Кэтрин поддалась, позволив ему прижать ее к своей груди, но по-прежнему не могла ему доверять, по крайней мере, так ей казалось. Прошло некоторое время, прежде чем она пошевелилась и отстранилась.
— Что ж, пожалуйста, — сказал он, засмеявшись.
Глядя на него, Кэтрин вдруг ощутила странную боль в груди. Этот мужчина сам признался, что не испытывал к ней любви. То, что он чувствовал, было всего лишь примитивным физическим влечением. Тогда что двигало ею? Неужели такое же влечение?
Резко повернувшись, она прошла через комнату и остановилась, облокотившись на спинку египетского кресла.
— Полагаю, ты будешь счастлив узнать, что не станешь отцом, — сказала она ему, не сводя взгляда с резного сфинкса под ее пальцами.
Он молчал так долго, что она наконец подняла голову. Когда их глаза встретились, он мягко спросил:
— Это сделает меня счастливым?
— Почему бы и нет? До сих пор ты не проявлял интереса к семейным обязанностям.
Рафаэль глубоко вдохнул, его губы сомкнулись в две суровые линии, а в глазах появилась пустота, более страшная, чем ярость. Его пальцы медленно сжались в кулак, затем он неожиданно развернулся и вышел из комнаты.
Гордость боролась в ней с желанием побежать следом и окликнуть его. Гордость победила, хотя это оказалось нелегко. Почему она делала из мухи слона? В Новом Орлеане редко можно было встретить брак, основанный на любви. Большинство союзов заключались по расчету, в основе которого порой лежали деньги, но чаще — престиж семьи или договоренность между родителями. Однако ее брак не был похож на эти мирные практичные договоренности. Через три дня она выйдет замуж за незнакомца, свирепого незнакомца. Несколько минут Кэтрин неподвижно стояла, размышляя над этим, а потом снова переключила внимание на кажущиеся бесконечными приготовления.
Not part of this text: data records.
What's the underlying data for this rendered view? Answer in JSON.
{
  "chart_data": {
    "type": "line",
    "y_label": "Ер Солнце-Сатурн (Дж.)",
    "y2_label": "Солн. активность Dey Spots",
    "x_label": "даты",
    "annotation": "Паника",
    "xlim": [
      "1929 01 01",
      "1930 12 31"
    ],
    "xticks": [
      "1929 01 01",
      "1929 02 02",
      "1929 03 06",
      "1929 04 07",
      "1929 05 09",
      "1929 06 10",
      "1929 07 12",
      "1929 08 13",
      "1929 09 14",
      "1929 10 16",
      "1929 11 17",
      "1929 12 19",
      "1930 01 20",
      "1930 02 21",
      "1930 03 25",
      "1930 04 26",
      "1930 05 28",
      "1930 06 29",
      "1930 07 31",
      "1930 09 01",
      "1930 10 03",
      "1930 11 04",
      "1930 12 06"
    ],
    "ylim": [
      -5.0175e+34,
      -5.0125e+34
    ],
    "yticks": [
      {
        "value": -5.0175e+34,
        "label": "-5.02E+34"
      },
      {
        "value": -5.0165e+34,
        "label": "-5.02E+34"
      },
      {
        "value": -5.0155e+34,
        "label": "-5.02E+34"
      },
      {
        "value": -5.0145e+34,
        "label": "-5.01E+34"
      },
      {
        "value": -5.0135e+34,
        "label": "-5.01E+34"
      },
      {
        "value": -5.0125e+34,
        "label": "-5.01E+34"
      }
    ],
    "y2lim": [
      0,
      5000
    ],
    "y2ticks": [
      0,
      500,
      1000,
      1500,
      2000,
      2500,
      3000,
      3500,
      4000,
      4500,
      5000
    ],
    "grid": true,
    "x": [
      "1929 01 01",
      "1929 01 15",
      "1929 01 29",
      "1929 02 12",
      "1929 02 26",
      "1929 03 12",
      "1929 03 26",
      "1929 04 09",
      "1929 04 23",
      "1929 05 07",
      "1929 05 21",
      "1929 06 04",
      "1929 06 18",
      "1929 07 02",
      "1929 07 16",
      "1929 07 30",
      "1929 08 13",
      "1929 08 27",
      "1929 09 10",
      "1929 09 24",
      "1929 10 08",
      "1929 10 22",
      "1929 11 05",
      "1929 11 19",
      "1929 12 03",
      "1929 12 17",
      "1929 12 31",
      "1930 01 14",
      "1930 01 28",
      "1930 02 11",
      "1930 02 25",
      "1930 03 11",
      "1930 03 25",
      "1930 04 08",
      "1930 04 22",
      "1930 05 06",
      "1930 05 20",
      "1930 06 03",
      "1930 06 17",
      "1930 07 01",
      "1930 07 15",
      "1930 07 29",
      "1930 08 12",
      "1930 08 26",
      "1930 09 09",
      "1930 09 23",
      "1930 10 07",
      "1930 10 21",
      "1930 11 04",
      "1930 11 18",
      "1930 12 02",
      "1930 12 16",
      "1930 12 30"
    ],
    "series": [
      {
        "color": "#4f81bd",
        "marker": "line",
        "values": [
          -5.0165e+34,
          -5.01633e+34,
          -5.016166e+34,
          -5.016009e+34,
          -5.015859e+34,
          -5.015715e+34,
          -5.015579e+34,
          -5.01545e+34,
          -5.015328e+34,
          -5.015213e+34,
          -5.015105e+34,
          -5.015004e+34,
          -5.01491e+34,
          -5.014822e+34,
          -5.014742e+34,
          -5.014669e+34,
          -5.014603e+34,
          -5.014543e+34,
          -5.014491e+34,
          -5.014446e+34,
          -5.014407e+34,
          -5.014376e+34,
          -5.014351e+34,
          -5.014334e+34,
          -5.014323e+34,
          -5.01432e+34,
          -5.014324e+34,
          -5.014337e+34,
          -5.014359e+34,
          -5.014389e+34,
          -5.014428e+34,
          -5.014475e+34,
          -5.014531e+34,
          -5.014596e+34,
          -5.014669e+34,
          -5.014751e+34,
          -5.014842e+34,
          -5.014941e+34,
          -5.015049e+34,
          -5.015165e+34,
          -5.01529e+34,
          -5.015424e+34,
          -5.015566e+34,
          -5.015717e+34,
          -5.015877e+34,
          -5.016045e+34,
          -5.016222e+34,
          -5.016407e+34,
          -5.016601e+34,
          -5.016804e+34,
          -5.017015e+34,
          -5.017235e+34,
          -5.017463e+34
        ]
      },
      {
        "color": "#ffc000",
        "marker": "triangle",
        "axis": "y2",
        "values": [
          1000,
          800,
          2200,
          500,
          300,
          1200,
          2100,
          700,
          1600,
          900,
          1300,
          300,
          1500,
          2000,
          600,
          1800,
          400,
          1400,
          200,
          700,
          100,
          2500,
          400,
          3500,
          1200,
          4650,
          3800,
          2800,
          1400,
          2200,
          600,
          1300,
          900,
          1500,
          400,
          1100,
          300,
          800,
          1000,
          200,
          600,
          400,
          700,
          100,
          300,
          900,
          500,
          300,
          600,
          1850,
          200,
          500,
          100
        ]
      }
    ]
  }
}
Сгущались весенние сумерки, когда Кэтрин Мэйфилд вышла из материнского дома и отправилась в собор. Ее отделанное старинным кремовым кружевом семьи Виллере платье тускло посверкивало при неверном свете. Короткую кружевную вуаль на ее волосах держал безупречный венок из апельсиновых цветков, который выгодно оттенял ее бледное неподвижное лицо.
Экипаж Наварро был в ее распоряжении. Когда она забиралась в него, идущая следом Деде подняла со ступенек ее юбки, а мать, выглянув изнутри, придерживала вуаль, пока Кэтрин усаживалась.